Naturally, the results are more or less catastrophic at the outset. The first date is ridiculously embarrassing and uncomfortable, but it nonetheless had my audience howling with laughter. A succession of over-the-top dates follow, until Sarah finally meets a strange guy named Jake (John Cusack) at a dog park. Both Sarah and Jake happen to be there with dogs that don't belong to them (neither one is in truth a dog owner) and Jake begins their meeting by accidentally insulting Sarah in a variety of ways. It's a first encounter that seems doomed at first glance, but since it's John Cusack, you know that's not going to be the case.
It's no easy road for Sarah and Jake, though. Put off by his strangeness, Sarah continues to shop around a bit, including a strong crush on the father of one of her students (Dermot Mulroney). She continues to see Jake off and on, but events seem to keep conspiring to keep them apart. Since the film is truly a product of its genre, there's never much doubt as to how the story is going to end, but there are a fair number of surprises along the way.
While the movie is generally enjoyable, there are a number of inconsistencies throughout the script that are too troublesome to ignore. Sarah does things from time to time that you simply *know* her character would not do, at least from what we've come to learn about her. The same applies to Jake in at least one circumstance. Also, while Sarah is extremely close to her family, there's not enough time to flesh them out to the point that we care much about what happens to them.
As Sarah, Lane is basically following the same character model that she created in Under the Tuscan Sun. Sarah is certainly likeable - she's smart, wryly funny, sometimes sarcastic, and the kind of woman who might live right next door. One of Must Love Dog's strong points is Lane's quick comic timing - she fires off some terrific lines that are sometimes so fast and furious, they're almost easy to miss.

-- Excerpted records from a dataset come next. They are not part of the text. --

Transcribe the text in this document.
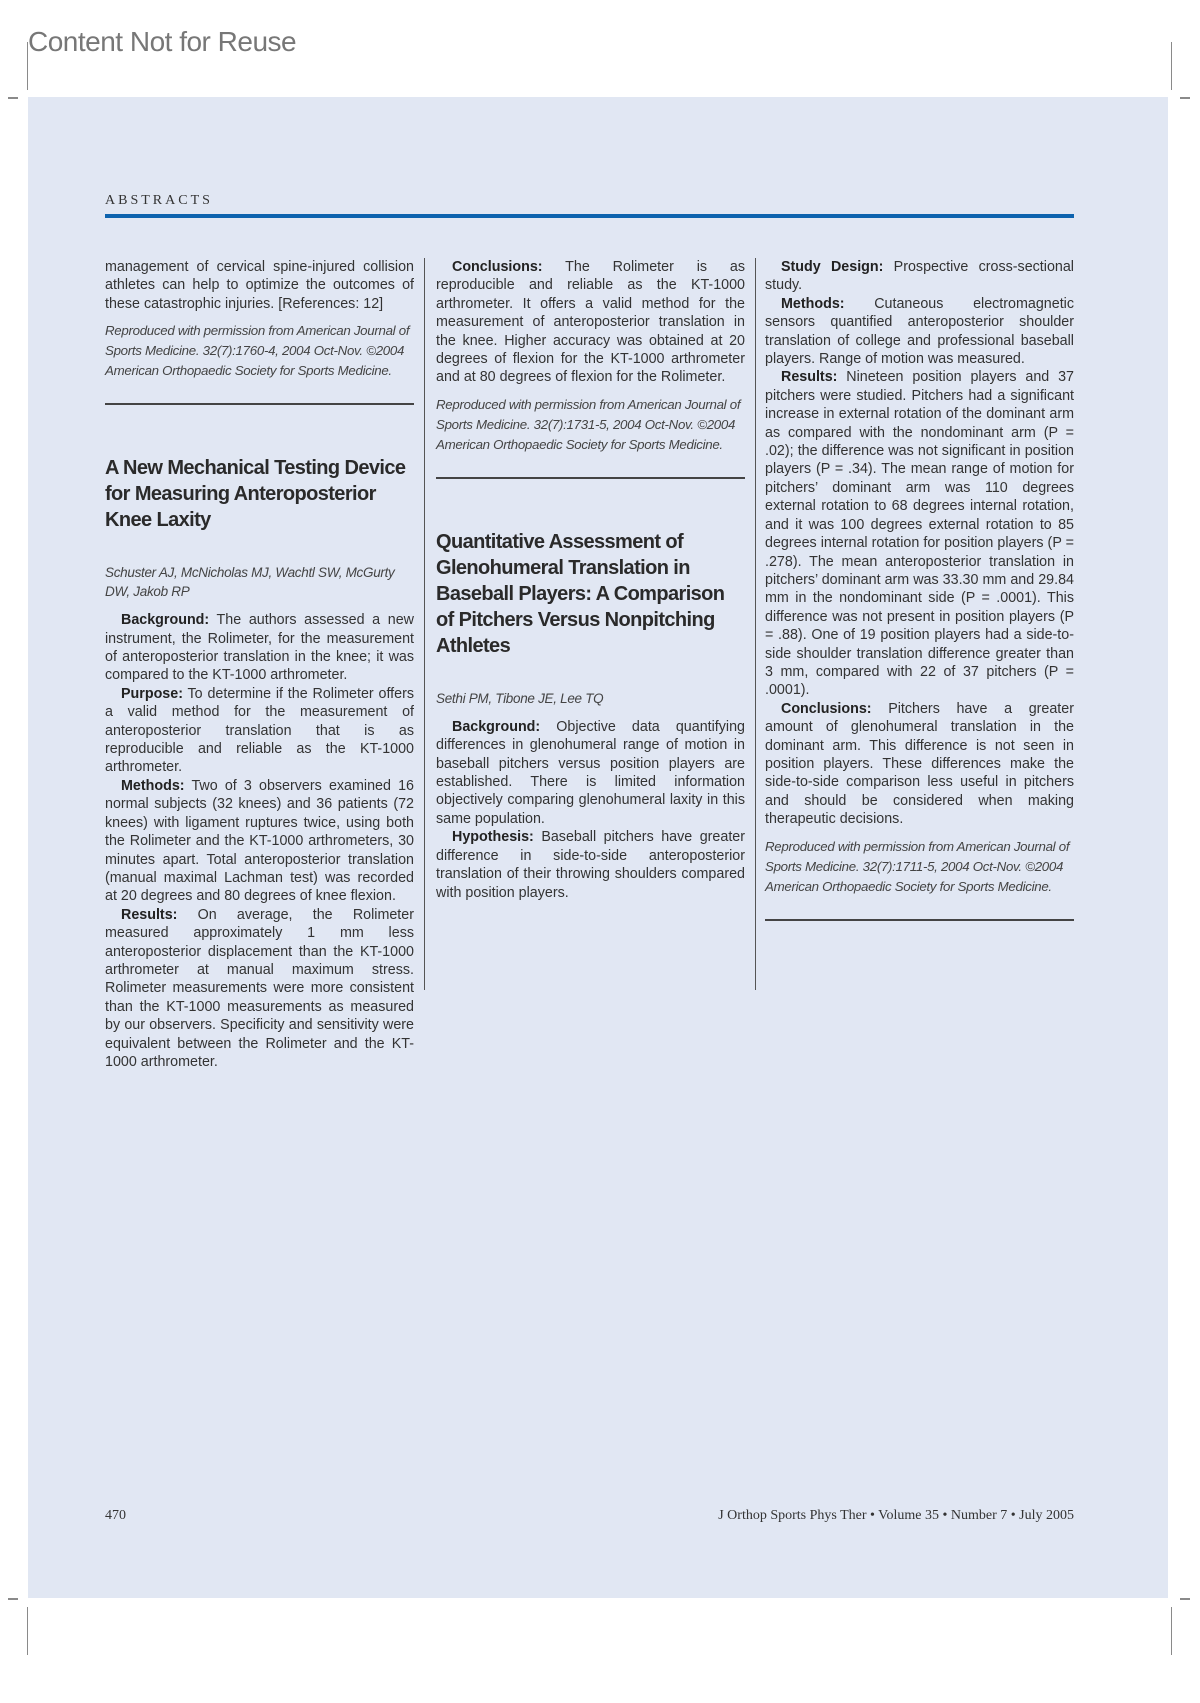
Content Not for Reuse
ABSTRACTS

management of cervical spine-injured collision athletes can help to optimize the outcomes of these catastrophic injuries. [References: 12]

Reproduced with permission from American Journal of Sports Medicine. 32(7):1760-4, 2004 Oct-Nov. ©2004 American Orthopaedic Society for Sports Medicine.

A New Mechanical Testing Device for Measuring Anteroposterior Knee Laxity
Schuster AJ, McNicholas MJ, Wachtl SW, McGurty DW, Jakob RP

Background: The authors assessed a new instrument, the Rolimeter, for the measurement of anteroposterior translation in the knee; it was compared to the KT-1000 arthrometer.

Purpose: To determine if the Rolimeter offers a valid method for the measurement of anteroposterior translation that is as reproducible and reliable as the KT-1000 arthrometer.

Methods: Two of 3 observers examined 16 normal subjects (32 knees) and 36 patients (72 knees) with ligament ruptures twice, using both the Rolimeter and the KT-1000 arthrometers, 30 minutes apart. Total anteroposterior translation (manual maximal Lachman test) was recorded at 20 degrees and 80 degrees of knee flexion.

Results: On average, the Rolimeter measured approximately 1 mm less anteroposterior displacement than the KT-1000 arthrometer at manual maximum stress. Rolimeter measurements were more consistent than the KT-1000 measurements as measured by our observers. Specificity and sensitivity were equivalent between the Rolimeter and the KT-1000 arthrometer.

Conclusions: The Rolimeter is as reproducible and reliable as the KT-1000 arthrometer. It offers a valid method for the measurement of anteroposterior translation in the knee. Higher accuracy was obtained at 20 degrees of flexion for the KT-1000 arthrometer and at 80 degrees of flexion for the Rolimeter.

Reproduced with permission from American Journal of Sports Medicine. 32(7):1731-5, 2004 Oct-Nov. ©2004 American Orthopaedic Society for Sports Medicine.

Quantitative Assessment of Glenohumeral Translation in Baseball Players: A Comparison of Pitchers Versus Nonpitching Athletes
Sethi PM, Tibone JE, Lee TQ

Background: Objective data quantifying differences in glenohumeral range of motion in baseball pitchers versus position players are established. There is limited information objectively comparing glenohumeral laxity in this same population.

Hypothesis: Baseball pitchers have greater difference in side-to-side anteroposterior translation of their throwing shoulders compared with position players.

Study Design: Prospective cross-sectional study.

Methods: Cutaneous electromagnetic sensors quantified anteroposterior shoulder translation of college and professional baseball players. Range of motion was measured.

Results: Nineteen position players and 37 pitchers were studied. Pitchers had a significant increase in external rotation of the dominant arm as compared with the nondominant arm (P = .02); the difference was not significant in position players (P = .34). The mean range of motion for pitchers’ dominant arm was 110 degrees external rotation to 68 degrees internal rotation, and it was 100 degrees external rotation to 85 degrees internal rotation for position players (P = .278). The mean anteroposterior translation in pitchers’ dominant arm was 33.30 mm and 29.84 mm in the nondominant side (P = .0001). This difference was not present in position players (P = .88). One of 19 position players had a side-to-side shoulder translation difference greater than 3 mm, compared with 22 of 37 pitchers (P = .0001).

Conclusions: Pitchers have a greater amount of glenohumeral translation in the dominant arm. This difference is not seen in position players. These differences make the side-to-side comparison less useful in pitchers and should be considered when making therapeutic decisions.

Reproduced with permission from American Journal of Sports Medicine. 32(7):1711-5, 2004 Oct-Nov. ©2004 American Orthopaedic Society for Sports Medicine.

470	J Orthop Sports Phys Ther • Volume 35 • Number 7 • July 2005
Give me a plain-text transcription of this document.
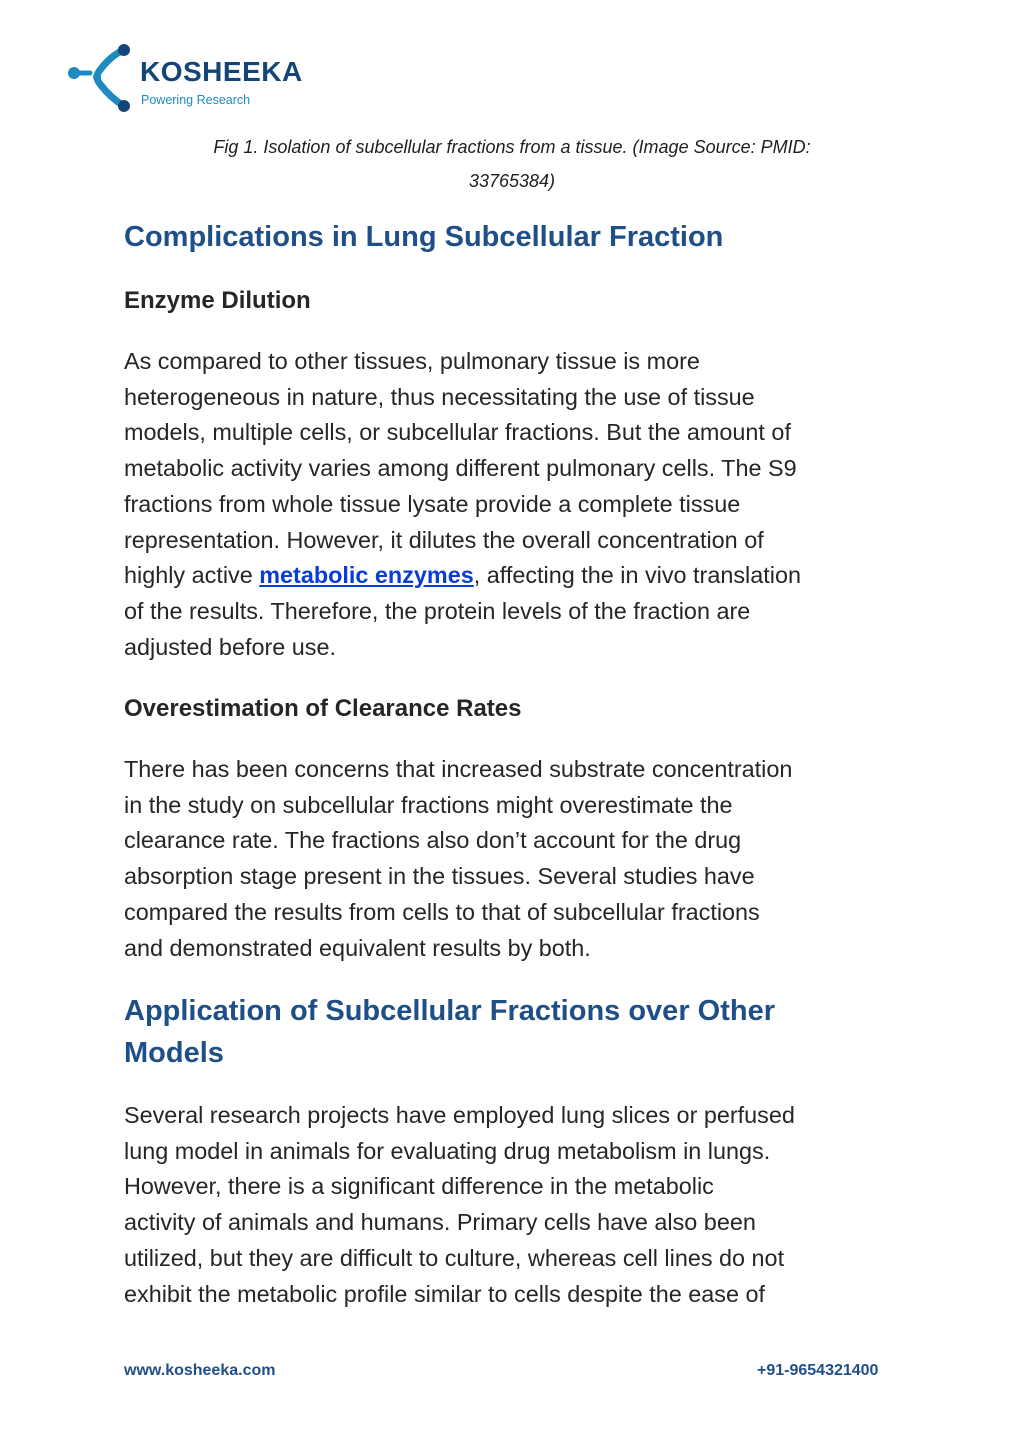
KOSHEEKA
Powering Research
Fig 1. Isolation of subcellular fractions from a tissue. (Image Source: PMID:
33765384)
Complications in Lung Subcellular Fraction
Enzyme Dilution
As compared to other tissues, pulmonary tissue is more
heterogeneous in nature, thus necessitating the use of tissue
models, multiple cells, or subcellular fractions. But the amount of
metabolic activity varies among different pulmonary cells. The S9
fractions from whole tissue lysate provide a complete tissue
representation. However, it dilutes the overall concentration of
highly active metabolic enzymes, affecting the in vivo translation
of the results. Therefore, the protein levels of the fraction are
adjusted before use.
Overestimation of Clearance Rates
There has been concerns that increased substrate concentration
in the study on subcellular fractions might overestimate the
clearance rate. The fractions also don’t account for the drug
absorption stage present in the tissues. Several studies have
compared the results from cells to that of subcellular fractions
and demonstrated equivalent results by both.
Application of Subcellular Fractions over Other
Models
Several research projects have employed lung slices or perfused
lung model in animals for evaluating drug metabolism in lungs.
However, there is a significant difference in the metabolic
activity of animals and humans. Primary cells have also been
utilized, but they are difficult to culture, whereas cell lines do not
exhibit the metabolic profile similar to cells despite the ease of
www.kosheeka.com	+91-9654321400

The movie's highlight, though, is John Cusack. I do admit extreme prejudice here as I am an admitted Cusack fan going back to his earliest films. However, I think that even if I didn't love his work, I would find Jake to be the most interesting character. The problem is, Jake simply isn't onscreen enough. I accept that the story is really about Sarah and her attempt to find "true love" after divorce, but the film would probably have been better served to be "their story" rather than just "her story". Variety's review of Must Love Dogs mentions that Cusack almost seems to be in a different (and better) film than the rest of the cast, and this comment is absolutely correct. And John Cusack with a puppy? That's swoon-worthy in its own right.
The supporting cast isn't given much to do other than either bolster Sarah's spirits or drag her down. Christopher Plummer is interesting as her father, but Stockard Channing (playing one of his paramours) really outshines him. Mulroney is sort of slogging along as the charismatic cad, and Elizabeth Perkins is a matronly, sweet sister. Special note should probably go to Jordana Spiro, who plays a ditzy young woman and date fodder for Jake. She gets some of the movie's funnier jokes and delivers them with aplomb.
Despite the movie's foibles, I'd still recommend it on the strength of Cusack's performance and some nice work from Lane. In particular, fans of Under the Tuscan Sun will certainly find Must Love Dogs to be a tasty treat.